Saturday, August 18, 2012

Shoot the Mün

Kerbin's best and brightest - Bill, Jeb, and Bob
I'm not really sure what to make of Kerbal Space Program (from here on out abbreviated as KSP).  On one hand it feels like Lunar Lander (also known as Moonlander) on steroids, but on the other hand it could be the first step in a whole new kind of game genre.

On the surface KSP gives the impression of being an aerospace flight-sim with some cool customization options.  But thinking on the potential of this game, I find my mind conjuring up a number of unique possibilities.  All the cool mods people have made aside, there are a lot of ways the developers of this game could go.  Sure you could head down the well trodden path of flash game such as Toss the Turtle and Learn to Fly, in which you achieve certain milestones in exchange for additional funding.  That would be a welcome addition in that it would provide goals for gamers who like having more than a wide open sandbox.  Then you could add an obligatory tech tree to ward off the boredom that comes with familiarity.  However, lets run with the concept a little bit further.  How about some gameplay elements that lead to more than just planting a flag and bragging rights?  Say for example discovering primitive other world lifeforms, or salvaging mysterious artifacts from an extinct race of spacefarers, or even a multiplayer element complete with rival Kerbin nations engaged in a space race.

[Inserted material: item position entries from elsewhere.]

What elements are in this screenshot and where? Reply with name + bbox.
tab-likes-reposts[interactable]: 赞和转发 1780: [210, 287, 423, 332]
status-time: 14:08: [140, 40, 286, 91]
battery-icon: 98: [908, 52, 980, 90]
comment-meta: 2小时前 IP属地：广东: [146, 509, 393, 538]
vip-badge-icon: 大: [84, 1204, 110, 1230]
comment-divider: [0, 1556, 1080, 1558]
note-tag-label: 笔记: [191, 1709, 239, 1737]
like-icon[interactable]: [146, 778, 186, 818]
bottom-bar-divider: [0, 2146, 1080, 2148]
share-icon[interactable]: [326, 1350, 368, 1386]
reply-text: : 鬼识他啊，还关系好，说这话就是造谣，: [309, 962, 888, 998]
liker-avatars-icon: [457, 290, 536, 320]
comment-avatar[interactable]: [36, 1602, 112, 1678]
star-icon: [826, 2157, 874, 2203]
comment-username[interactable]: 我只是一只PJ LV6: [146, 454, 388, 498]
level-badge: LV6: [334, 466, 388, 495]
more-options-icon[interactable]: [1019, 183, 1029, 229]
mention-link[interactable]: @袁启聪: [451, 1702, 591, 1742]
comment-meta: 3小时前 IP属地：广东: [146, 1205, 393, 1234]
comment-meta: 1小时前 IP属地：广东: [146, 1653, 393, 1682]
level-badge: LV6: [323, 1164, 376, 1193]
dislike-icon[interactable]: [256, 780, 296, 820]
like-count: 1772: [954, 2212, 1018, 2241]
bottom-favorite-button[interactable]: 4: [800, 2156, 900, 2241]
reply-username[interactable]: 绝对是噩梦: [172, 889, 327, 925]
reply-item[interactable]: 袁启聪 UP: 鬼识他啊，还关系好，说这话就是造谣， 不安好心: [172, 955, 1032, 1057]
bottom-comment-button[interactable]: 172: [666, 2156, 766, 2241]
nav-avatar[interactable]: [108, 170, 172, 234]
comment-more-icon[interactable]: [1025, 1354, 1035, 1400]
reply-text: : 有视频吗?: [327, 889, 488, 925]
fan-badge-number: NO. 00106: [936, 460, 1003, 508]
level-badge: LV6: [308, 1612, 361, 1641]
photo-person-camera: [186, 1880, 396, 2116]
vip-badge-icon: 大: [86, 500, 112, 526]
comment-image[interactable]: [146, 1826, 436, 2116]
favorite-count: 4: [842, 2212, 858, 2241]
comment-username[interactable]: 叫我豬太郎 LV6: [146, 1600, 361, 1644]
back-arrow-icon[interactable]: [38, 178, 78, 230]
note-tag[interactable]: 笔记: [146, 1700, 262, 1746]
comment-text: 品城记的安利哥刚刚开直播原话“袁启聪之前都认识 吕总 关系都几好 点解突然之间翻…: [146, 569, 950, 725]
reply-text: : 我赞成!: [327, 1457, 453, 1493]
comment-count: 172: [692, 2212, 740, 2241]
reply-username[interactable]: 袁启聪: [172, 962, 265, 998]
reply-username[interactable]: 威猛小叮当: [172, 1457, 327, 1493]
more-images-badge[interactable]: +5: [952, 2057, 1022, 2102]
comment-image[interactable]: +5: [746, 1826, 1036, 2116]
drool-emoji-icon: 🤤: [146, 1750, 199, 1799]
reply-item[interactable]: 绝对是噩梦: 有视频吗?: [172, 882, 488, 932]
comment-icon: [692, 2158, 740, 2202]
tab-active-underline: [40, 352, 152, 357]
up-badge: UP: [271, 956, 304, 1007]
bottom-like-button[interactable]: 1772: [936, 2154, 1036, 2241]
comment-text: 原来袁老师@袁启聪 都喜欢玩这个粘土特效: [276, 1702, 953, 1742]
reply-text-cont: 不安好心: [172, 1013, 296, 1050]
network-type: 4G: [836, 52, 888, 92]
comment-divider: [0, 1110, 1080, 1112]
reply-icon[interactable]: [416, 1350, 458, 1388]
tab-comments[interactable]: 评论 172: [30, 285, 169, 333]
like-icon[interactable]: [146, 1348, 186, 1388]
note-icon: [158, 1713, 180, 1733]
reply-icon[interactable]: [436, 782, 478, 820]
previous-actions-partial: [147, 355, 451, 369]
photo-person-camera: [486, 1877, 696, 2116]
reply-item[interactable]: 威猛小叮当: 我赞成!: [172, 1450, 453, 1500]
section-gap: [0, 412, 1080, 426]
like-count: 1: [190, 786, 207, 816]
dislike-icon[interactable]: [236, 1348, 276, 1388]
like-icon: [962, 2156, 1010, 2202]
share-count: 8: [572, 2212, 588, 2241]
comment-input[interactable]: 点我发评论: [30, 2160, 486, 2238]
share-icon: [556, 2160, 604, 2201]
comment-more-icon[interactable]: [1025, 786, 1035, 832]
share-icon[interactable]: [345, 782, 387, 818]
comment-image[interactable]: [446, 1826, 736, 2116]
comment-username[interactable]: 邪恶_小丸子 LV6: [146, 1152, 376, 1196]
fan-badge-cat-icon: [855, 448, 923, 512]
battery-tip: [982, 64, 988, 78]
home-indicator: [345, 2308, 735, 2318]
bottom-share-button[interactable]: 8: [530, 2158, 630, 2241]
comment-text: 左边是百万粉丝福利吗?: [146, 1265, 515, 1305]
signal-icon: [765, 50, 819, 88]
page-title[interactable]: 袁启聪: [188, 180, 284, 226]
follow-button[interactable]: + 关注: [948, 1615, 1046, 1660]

The inclusion of docking will undoubtedly be a welcome addition so that fans of KSP can finally build space stations and dedicated spacecraft.  Again though lets take the concept up a notch and including a randomized solar system for players to explore.  Balls of ice, rock and gas are great, but how about comets, or rogue planets? Asteroid mining perhaps?  If you want some action why not include an exosolar invasion similar to sieges in Dwarf Fortress complete with kinetic weapon toting xenophobic aliens?  Well...that might be taking things a bit too far from the designer's original vision, but the ideas I've suggested here are only scratching the surface of what could be.  At the very least I look forward to seeing what challenges lie ahead for our intrepid Kerbonauts.